Panelde, CEO'ların genişlemeden politikacılardan daha kárlı çıkacakları konuşuluyor. Zira genişlemenin sancılarını politikacılar çekecek.

Panelistlerin her biri kendine göre, Avrupa'nın 10 yıl sonra nasıl olacağını anlatıyor. Çok kültürlülüğün bir artı değer olduğu, Avrupa değerlerinin 10 yıl sonra daha da zenginleşeceği konusunda herkes hemfikir.

Peki 10 yıl sonra (2014'te) kimler Avrupalı olacak?

Bu konuda en net konuşan Slovenya Devlet Başkanı Janez Drnovsek.

‘‘10 yıl sonra Bulgaristan, Romanya, Hırvatistan ve Türkiye birliğin içersinde olacaklar.’’

Genel kanı Avrupa'ya katılacak yeni üyelerin Türkiye'ye soğuk bakacakları yolunda değil mi?

Babacan'ın toplantısında, Karen Fogg bile ‘‘Türkiye Doğu Avrupa ülkelerini dikkate almalı. Türkiye'nin bu ülkelere ziyaretler yapıp kendisini anlatması gerek’’ diyor.

Ama bakın... Bir yandaş kazanmışız: Slovenya Devlet Başkanı Janez Drnovsek.

Soros, Gürcistan'a 1 milyon dolar verdi

DAVOS
'un müdavimlerinden olan uluslararası spekülatör George Soros, Gürcistan'ın yeni genç Devlet Başkanı Mikheil Saakaşvili'nin ülkesini kemiren rüşvete karşı açtığı savaş için 1 milyon dolar verdi.

Gürcistan'da Şevardnadze'nin devrilmesiyle sonuçlanan ‘‘Kadife Devrimi’’ni destekleyen Açık Toplum Enstitüsü'nün kurucusu Soros'un yanısıra Birleşmiş Milletler Kalkınma Programı da Saakaşvili'ye 1 milyon dolar verdi.
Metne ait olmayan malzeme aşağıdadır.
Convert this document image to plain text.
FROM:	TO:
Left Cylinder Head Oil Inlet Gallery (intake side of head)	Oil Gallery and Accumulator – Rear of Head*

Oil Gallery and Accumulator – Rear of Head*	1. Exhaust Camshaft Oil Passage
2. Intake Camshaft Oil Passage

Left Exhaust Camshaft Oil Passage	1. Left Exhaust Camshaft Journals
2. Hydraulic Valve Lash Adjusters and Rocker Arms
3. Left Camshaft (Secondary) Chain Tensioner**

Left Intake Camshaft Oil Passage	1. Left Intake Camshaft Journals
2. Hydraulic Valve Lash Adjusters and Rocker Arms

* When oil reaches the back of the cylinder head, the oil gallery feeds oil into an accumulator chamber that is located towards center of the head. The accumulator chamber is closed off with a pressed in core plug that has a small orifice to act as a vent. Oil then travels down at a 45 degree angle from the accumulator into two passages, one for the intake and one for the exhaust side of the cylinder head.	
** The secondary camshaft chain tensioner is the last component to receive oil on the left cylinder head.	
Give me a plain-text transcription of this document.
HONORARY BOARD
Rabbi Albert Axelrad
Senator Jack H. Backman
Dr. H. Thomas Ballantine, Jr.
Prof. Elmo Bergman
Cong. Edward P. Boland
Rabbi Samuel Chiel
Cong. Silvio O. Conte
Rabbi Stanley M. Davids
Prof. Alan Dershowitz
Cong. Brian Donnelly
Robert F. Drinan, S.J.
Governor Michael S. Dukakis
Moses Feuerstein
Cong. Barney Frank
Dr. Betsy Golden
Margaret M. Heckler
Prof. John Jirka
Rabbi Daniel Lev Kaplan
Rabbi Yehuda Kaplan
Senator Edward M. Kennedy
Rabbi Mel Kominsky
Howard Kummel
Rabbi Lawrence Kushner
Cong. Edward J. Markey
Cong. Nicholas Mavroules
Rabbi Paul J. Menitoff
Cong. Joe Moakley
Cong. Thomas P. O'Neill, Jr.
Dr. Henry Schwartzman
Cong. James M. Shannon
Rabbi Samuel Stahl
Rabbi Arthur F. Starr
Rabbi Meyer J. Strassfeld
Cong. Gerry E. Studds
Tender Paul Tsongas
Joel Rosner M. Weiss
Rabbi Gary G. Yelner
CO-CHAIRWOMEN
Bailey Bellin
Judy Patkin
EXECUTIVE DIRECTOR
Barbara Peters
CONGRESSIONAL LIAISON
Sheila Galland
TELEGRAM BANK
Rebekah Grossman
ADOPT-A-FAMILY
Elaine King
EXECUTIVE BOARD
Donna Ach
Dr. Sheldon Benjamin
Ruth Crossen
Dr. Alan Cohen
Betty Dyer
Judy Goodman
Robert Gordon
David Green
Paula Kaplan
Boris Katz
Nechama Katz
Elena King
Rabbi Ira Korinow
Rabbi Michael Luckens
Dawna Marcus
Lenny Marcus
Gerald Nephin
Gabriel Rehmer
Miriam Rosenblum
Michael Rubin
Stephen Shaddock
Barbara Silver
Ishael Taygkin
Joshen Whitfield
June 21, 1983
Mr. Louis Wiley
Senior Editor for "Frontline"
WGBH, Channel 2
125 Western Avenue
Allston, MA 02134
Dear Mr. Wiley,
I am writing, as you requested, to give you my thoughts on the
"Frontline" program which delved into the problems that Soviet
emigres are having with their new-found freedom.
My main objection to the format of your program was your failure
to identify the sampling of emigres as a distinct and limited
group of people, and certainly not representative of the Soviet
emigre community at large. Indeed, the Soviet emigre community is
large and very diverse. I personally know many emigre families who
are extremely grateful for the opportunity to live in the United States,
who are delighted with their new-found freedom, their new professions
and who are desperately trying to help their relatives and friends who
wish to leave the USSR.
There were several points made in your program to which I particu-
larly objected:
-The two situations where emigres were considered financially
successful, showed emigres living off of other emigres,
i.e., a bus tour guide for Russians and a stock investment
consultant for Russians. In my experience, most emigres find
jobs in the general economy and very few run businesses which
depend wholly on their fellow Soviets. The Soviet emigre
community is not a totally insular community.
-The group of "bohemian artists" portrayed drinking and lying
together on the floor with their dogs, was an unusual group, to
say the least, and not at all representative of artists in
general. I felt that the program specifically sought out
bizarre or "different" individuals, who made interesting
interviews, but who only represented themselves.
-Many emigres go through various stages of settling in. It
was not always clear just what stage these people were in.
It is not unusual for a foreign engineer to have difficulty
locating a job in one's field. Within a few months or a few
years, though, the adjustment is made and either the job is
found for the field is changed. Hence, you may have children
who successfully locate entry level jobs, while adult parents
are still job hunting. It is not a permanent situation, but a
Ancak Soros, Saakaşvili ve BM Kalkınma Programı Başkanı Mark Brown'ın düzenledikleri basın toplantısı 2 milyon doların Gürcistan'ı rüşvetin pençesinden kurtarmak için yeterli olmadığını öğreniyoruz.

Rüşvetin özellikle kamu hizmetinde yaygın olduğunu ve birkaç kişinin tutuklanmasıyla meselenin çözülemeyeceğini belirten Saakaşvili'ye göre ülkesinin bu beladan kurtulması için gereken miktar 8 milyon dolar.

Peki rüşvetle, yolsuzlukla nasıl mücadele edilecek?

Gürcistan Devlet Başkanı bunun ancak toplumsal bir rehabilitasyon programıyla mümkün olabileceğini söylüyor.

Önemli noktalarda hizmet verenlerin maaşlarının arttırılmasının da önemli olduğuna dikkat çekiyor Devlet Başkanı. ‘‘Gürcistan bir transit ülkesi. İşadamlarından sürekli yollardan rüşvet alındığı şikayetleri geliyor. Ayda 20 dolar alan bir polis memuru aç gezerse rüşvet alır elbet’’ diyor.

Bizzat kendisine sordum 20 dolar alanların maaşları ne olacak diye.

‘‘En düşük kademelerdeki maaşlar 150 dolar olacak. Ancak üst seviyelerde olanlar 1000 dolar kadar alabilecek’’ cevabını veriyor.